Scientists long have known that the sympathetic nervous system plays a part in exercise, particularly if the activity is intense. Strenuous exercise, the thinking went, acts as a kind of stress, prompting the fight or flight response and the release of catecholamines, which goose the cardiovascular system into high gear. And while these catecholamines were important in helping you to instantly fight or flee, it was generally thought they did not play an important role in the body’s longer-term response to exercise, including changes in muscle size and endurance. Intense exercise, in that case, would have no special or unique effects on the body beyond those that can be attained by easy exercise.
But the Scripps researchers were unconvinced. “It just didn’t make sense” that the catecholamines served so little purpose in the body’s overall response to exercise, said Michael Conkright, an assistant professor at Scripps, who, with his colleague Dr. Nelson Bruno and other collaborators, conducted the new research. So, for a study published last month in The EMBO Journal, he and his collaborators decided to look deeper inside the bodies of exercising mice and, in particular, into what was going on with their CRTC2 proteins.
To do so, they first bred mice that were genetically programmed to produce far more of the CRTC2 protein than other mice. When these mice began a program of frequent, strenuous treadmill running, their endurance soared by 103 percent after two weeks, compared to an increase of only 8.5 percent in normal mice following the same exercise routine. The genetically modified animals also developed tighter, larger muscles than the other animals, and their bodies became far more efficient at releasing fat from muscles for use as fuel.
These differences all were the result of a sequence of events set off by catecholamines, the scientists found in closely examining mouse cells. When the CRTC2 protein received and read certain signals from the catecholamines, it would turn around and send a chemical message to genes in muscle cells that would set in motion processes resulting in larger, stronger muscles.

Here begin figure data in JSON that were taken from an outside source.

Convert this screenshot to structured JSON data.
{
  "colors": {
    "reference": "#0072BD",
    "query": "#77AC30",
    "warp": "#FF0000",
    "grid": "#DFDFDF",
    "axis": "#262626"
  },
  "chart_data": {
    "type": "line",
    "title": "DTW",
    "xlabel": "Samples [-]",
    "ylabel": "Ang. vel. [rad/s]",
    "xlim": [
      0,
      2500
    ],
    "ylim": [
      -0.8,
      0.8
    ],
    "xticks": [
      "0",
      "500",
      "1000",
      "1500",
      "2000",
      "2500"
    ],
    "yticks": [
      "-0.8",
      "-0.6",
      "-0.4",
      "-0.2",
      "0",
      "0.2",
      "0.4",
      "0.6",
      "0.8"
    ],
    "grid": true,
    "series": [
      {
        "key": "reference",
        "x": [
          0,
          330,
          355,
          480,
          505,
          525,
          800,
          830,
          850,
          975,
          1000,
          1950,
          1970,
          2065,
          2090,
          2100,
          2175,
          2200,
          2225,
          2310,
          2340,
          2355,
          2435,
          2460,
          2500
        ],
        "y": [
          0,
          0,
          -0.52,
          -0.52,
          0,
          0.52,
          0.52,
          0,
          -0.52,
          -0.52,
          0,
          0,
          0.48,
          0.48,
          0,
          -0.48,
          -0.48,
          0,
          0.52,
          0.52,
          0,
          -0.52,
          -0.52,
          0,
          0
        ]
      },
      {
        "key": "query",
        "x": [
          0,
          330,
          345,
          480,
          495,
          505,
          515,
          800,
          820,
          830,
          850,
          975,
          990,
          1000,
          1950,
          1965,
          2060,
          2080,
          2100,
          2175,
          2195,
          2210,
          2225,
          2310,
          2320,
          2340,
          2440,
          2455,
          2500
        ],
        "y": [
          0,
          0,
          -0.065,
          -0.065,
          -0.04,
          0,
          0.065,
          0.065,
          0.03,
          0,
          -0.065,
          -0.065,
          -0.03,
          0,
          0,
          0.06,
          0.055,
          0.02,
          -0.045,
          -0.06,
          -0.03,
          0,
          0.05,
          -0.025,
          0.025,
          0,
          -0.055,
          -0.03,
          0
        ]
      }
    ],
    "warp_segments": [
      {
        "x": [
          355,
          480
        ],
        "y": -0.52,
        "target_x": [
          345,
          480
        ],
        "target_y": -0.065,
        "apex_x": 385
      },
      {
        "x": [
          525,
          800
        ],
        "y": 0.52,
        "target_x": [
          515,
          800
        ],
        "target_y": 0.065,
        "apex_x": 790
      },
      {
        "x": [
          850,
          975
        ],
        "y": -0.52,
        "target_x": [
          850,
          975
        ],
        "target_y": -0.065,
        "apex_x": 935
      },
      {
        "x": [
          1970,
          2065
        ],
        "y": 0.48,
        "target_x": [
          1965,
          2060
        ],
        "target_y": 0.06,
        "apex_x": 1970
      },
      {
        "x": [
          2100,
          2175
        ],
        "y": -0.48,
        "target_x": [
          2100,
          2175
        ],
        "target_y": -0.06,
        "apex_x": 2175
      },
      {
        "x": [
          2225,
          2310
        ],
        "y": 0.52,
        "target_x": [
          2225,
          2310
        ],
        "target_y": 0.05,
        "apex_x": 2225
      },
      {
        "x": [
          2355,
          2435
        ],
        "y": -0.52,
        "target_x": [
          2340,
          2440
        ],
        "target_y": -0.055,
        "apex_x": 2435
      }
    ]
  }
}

In other words, the catecholamines were involved in improving fitness after all.
What this finding means, Dr. Conkright said, is that “there is some truth to that idea of ‘no pain, no gain.’”
I wonder if this applies to non-intense exercise carried to the point where it becomes intense — such as long slow distance runs. (Although, I guess my first thought ought to be “I wonder if the insights from this study on mice apply to humans.”)
It seems straightforward that such training provides an overall larger stressor to the body, but more evenly spread. Fewer peaks.